Until 1906, the Green River flowed into the White in downtown Auburn. In 1906, however, the White River changed course above Auburn following a major flood and emptied into the Puyallup River as it does today. The lower portion of the historic White River—from historic confluence of the White and Green Rivers to the historic confluence with the Black River at Tukwila that forms the Duwamish—is now considered part of the Green River. Then, with the opening of the Lake Washington Ship Canal in 1916, the lake's level dropped nearly nine feet and the Black River dried up. From that time forward, the point of the name change from Green to Duwamish is no longer a confluence of rivers, though it has not changed location. Thus, the Green River now becomes the Duwamish River, flowing into the industrialized estuary known as the Duwamish Waterway and thence Elliott Bay in Seattle. By contrast, the White turns south at Auburn, and flows into the Puyallup River and later Commencement Bay in Tacoma.

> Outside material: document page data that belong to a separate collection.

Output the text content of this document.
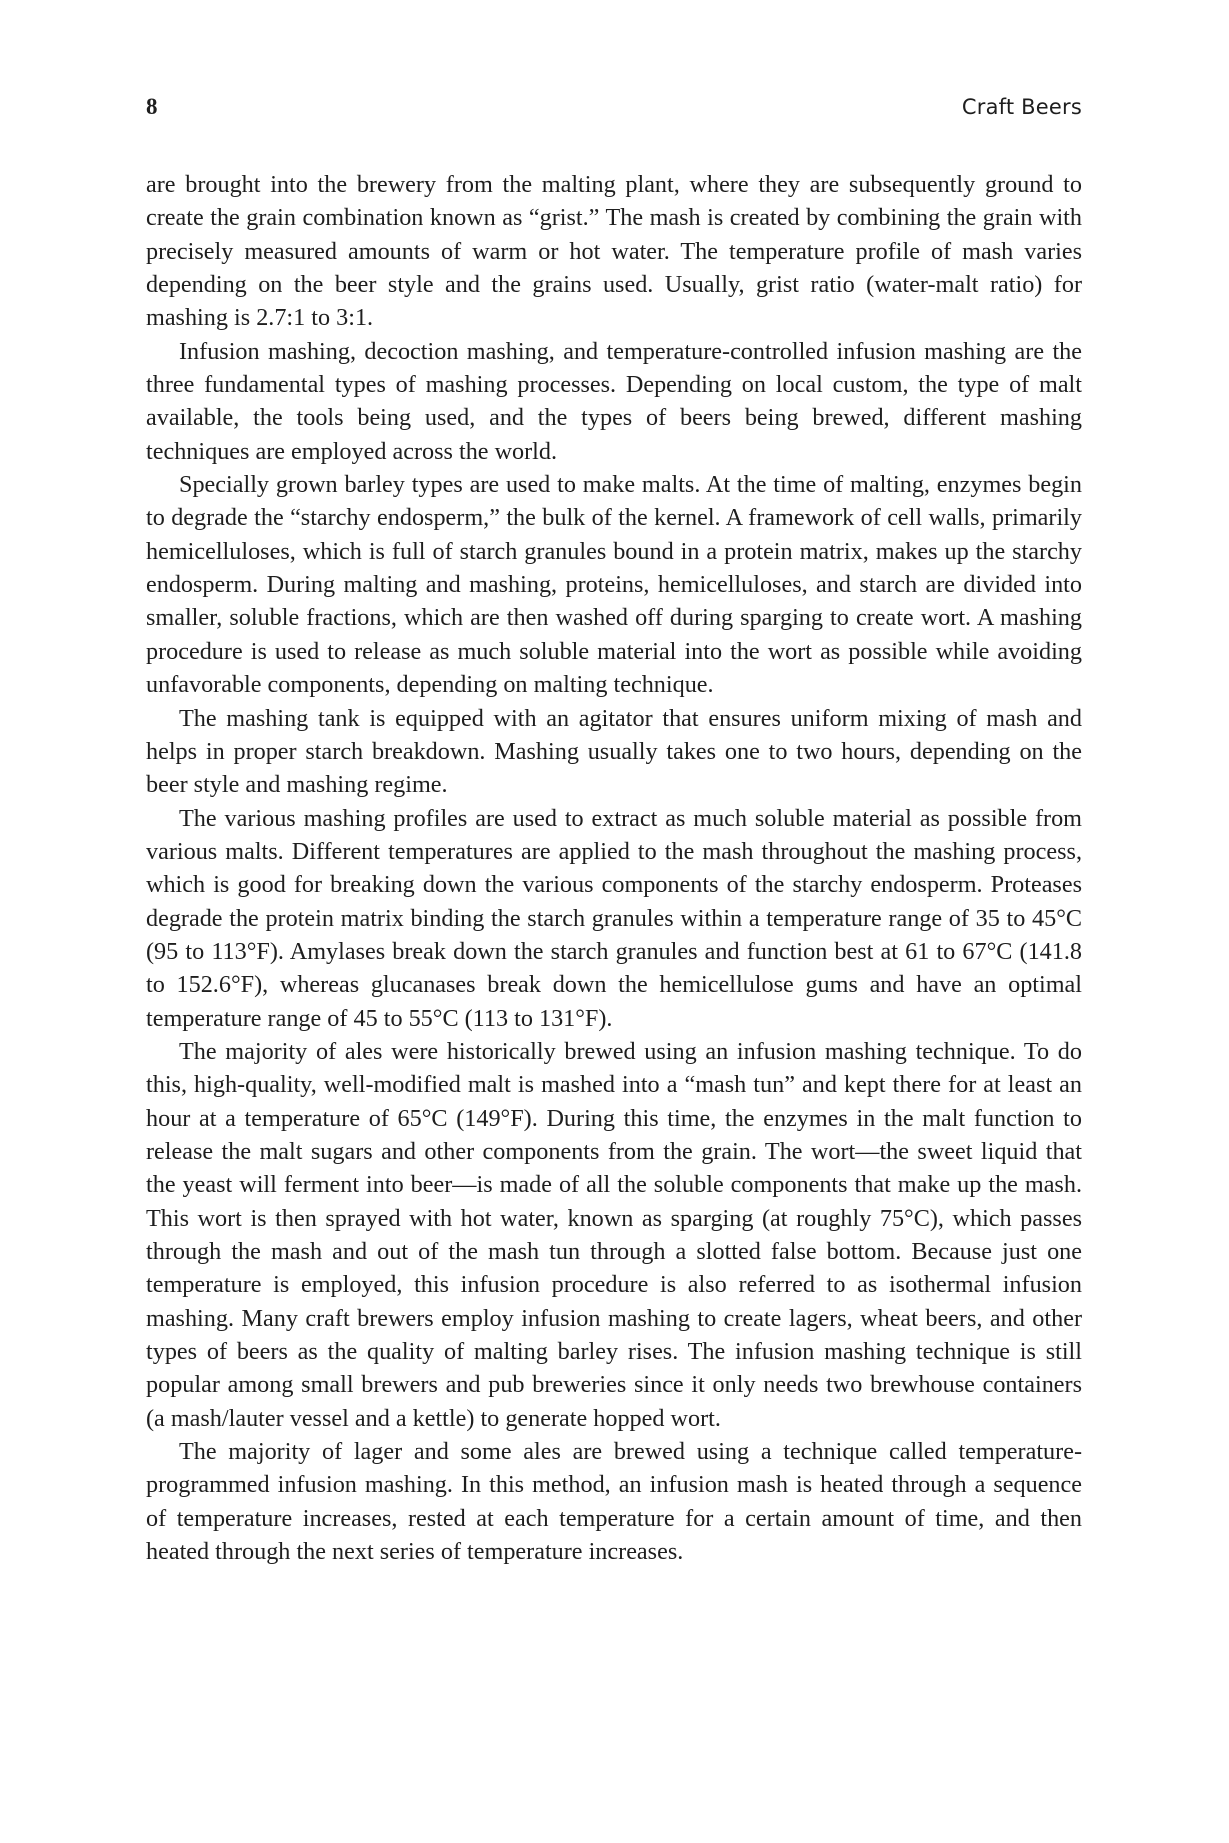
8	Craft Beers

are brought into the brewery from the malting plant, where they are subsequently ground to create the grain combination known as “grist.” The mash is created by combining the grain with precisely measured amounts of warm or hot water. The temperature profile of mash varies depending on the beer style and the grains used. Usually, grist ratio (water-malt ratio) for mashing is 2.7:1 to 3:1.

Infusion mashing, decoction mashing, and temperature-controlled infusion mashing are the three fundamental types of mashing processes. Depending on local custom, the type of malt available, the tools being used, and the types of beers being brewed, different mashing techniques are employed across the world.

Specially grown barley types are used to make malts. At the time of malting, enzymes begin to degrade the “starchy endosperm,” the bulk of the kernel. A framework of cell walls, primarily hemicelluloses, which is full of starch granules bound in a protein matrix, makes up the starchy endosperm. During malting and mashing, proteins, hemicelluloses, and starch are divided into smaller, soluble fractions, which are then washed off during sparging to create wort. A mashing procedure is used to release as much soluble material into the wort as possible while avoiding unfavorable components, depending on malting technique.

The mashing tank is equipped with an agitator that ensures uniform mixing of mash and helps in proper starch breakdown. Mashing usually takes one to two hours, depending on the beer style and mashing regime.

The various mashing profiles are used to extract as much soluble material as possible from various malts. Different temperatures are applied to the mash throughout the mashing process, which is good for breaking down the various components of the starchy endosperm. Proteases degrade the protein matrix binding the starch granules within a temperature range of 35 to 45°C (95 to 113°F). Amylases break down the starch granules and function best at 61 to 67°C (141.8 to 152.6°F), whereas glucanases break down the hemicellulose gums and have an optimal temperature range of 45 to 55°C (113 to 131°F).

The majority of ales were historically brewed using an infusion mashing technique. To do this, high-quality, well-modified malt is mashed into a “mash tun” and kept there for at least an hour at a temperature of 65°C (149°F). During this time, the enzymes in the malt function to release the malt sugars and other components from the grain. The wort—the sweet liquid that the yeast will ferment into beer—is made of all the soluble components that make up the mash. This wort is then sprayed with hot water, known as sparging (at roughly 75°C), which passes through the mash and out of the mash tun through a slotted false bottom. Because just one temperature is employed, this infusion procedure is also referred to as isothermal infusion mashing. Many craft brewers employ infusion mashing to create lagers, wheat beers, and other types of beers as the quality of malting barley rises. The infusion mashing technique is still popular among small brewers and pub breweries since it only needs two brewhouse containers (a mash/lauter vessel and a kettle) to generate hopped wort.

The majority of lager and some ales are brewed using a technique called temperature-programmed infusion mashing. In this method, an infusion mash is heated through a sequence of temperature increases, rested at each temperature for a certain amount of time, and then heated through the next series of temperature increases.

In October 2009, giant sandbags were placed along the levee from Fort Dent through Kent and the Green River Trail was closed to cyclists. The sandbags mitigated the flood potential due to a weakness discovered in the Howard A. Hanson Dam following a January 2009 storm. Repairs strengthening the partially earthen dam by the Army Corps of Engineers have reduced this flood threat significantly. In September 2012, the Green River Trail was reopened following the removal of all giant sandbags.

==Course==
Most of the river above and including Eagle Gorge Reservoir are part of the Green River Watershed, which is closed to public access, creating controversy among recreation proponents for some time. West of the Green River Watershed at Kanaskat, the river passes through the Green River Gorge with cliffs rising sharply as much as 300 ft from the riverbed. Flaming Geyser State Park, Nolte State Park, and Kanaskat-Palmer State Park are located in this area. The river is a popular tubing spot in the Summer.

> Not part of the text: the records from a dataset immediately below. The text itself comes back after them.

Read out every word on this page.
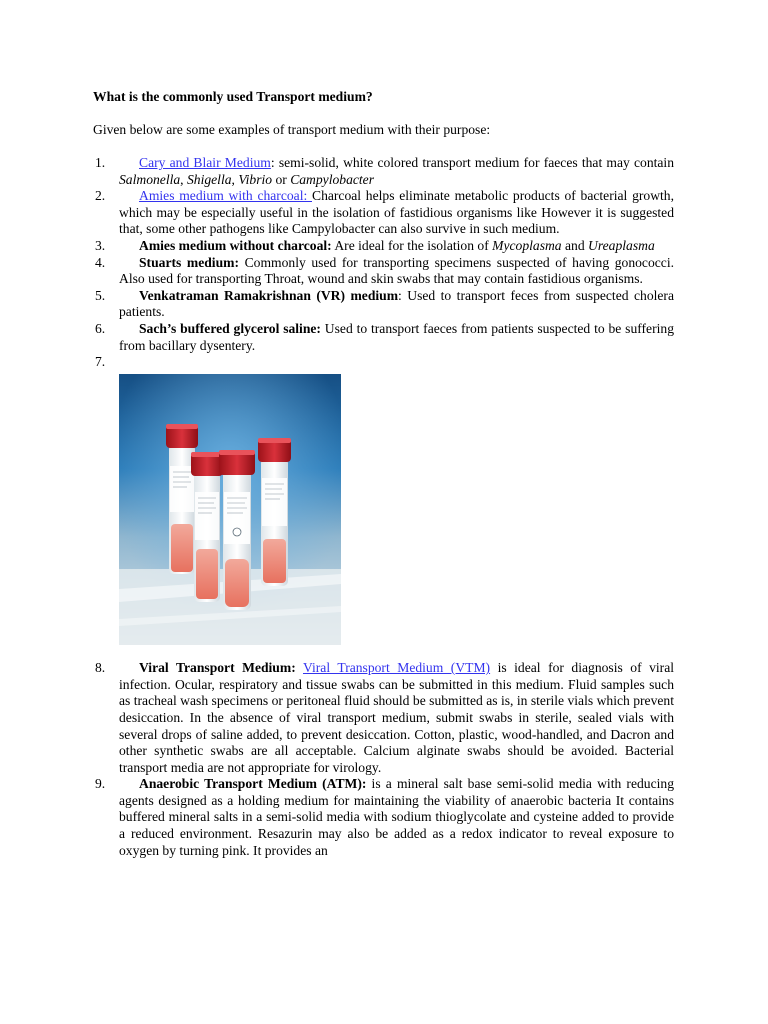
What is the commonly used Transport medium?

Given below are some examples of transport medium with their purpose:

1. Cary and Blair Medium: semi-solid, white colored transport medium for faeces that may contain Salmonella, Shigella, Vibrio or Campylobacter
2. Amies medium with charcoal: Charcoal helps eliminate metabolic products of bacterial growth, which may be especially useful in the isolation of fastidious organisms like However it is suggested that, some other pathogens like Campylobacter can also survive in such medium.
3. Amies medium without charcoal: Are ideal for the isolation of Mycoplasma and Ureaplasma
4. Stuarts medium: Commonly used for transporting specimens suspected of having gonococci. Also used for transporting Throat, wound and skin swabs that may contain fastidious organisms.
5. Venkatraman Ramakrishnan (VR) medium: Used to transport feces from suspected cholera patients.
6. Sach’s buffered glycerol saline: Used to transport faeces from patients suspected to be suffering from bacillary dysentery.
7.
8. Viral Transport Medium: Viral Transport Medium (VTM) is ideal for diagnosis of viral infection. Ocular, respiratory and tissue swabs can be submitted in this medium. Fluid samples such as tracheal wash specimens or peritoneal fluid should be submitted as is, in sterile vials which prevent desiccation. In the absence of viral transport medium, submit swabs in sterile, sealed vials with several drops of saline added, to prevent desiccation. Cotton, plastic, wood-handled, and Dacron and other synthetic swabs are all acceptable. Calcium alginate swabs should be avoided. Bacterial transport media are not appropriate for virology.
9. Anaerobic Transport Medium (ATM): is a mineral salt base semi-solid media with reducing agents designed as a holding medium for maintaining the viability of anaerobic bacteria It contains buffered mineral salts in a semi-solid media with sodium thioglycolate and cysteine added to provide a reduced environment. Resazurin may also be added as a redox indicator to reveal exposure to oxygen by turning pink. It provides an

Downstream from the Green River Gorge is the half-mile wide Green River Valley, where farmland has been protected from development. An attempt to locate a bike trail along the valley walls has encountered fierce resistance from farmers. As a result, bikes must share the road with autos as it winds through the pastoral landscape.

At Auburn, the Green River emerges from the Green River Valley and enters the much larger Auburn/Kent Valley, which was created by glacial action during the Pleistocene ice ages, then filled in by river sediments and lahars from Mount Rainier. After flowing generally west from its source, at Auburn the river turns north, entering a zone of light-industrial and retail development. A public multiuse trail runs along the river through most of this valley.

== Tributaries ==

- Big Soos Creek
- Covington Creek
- Crisp Creek
- Jenkins Creek
- Little Soos Creek
- Longfellow Creek
- Mill Creek
- Newaukum Creek
- Springbrook Creek

==Green River Killer==

The Green River is infamous as the location where the first victims of serial killer Gary Ridgway were found in the early 1980s. Most of these victims were sex workers that worked an active "stroll" along Pacific Highway South. Although only a few bodies were found in the river, the unidentified killer was known as the "Green River Killer". These murders went unsolved for over 20 years. For many years, Dave Reichert led the investigation as a detective of the King County Sheriff's Office. Ridgway made a plea agreement with King County Prosecuting Attorney Norm Maleng to cooperate with police in order to escape execution. In November 2003, Gary Ridgway pleaded guilty to 48 counts of Aggravated First Degree Murder. King County Superior Court Judge Richard A. Jones sentenced Ridgway to 48 consecutive life sentences. Ridgway will never be eligible for parole.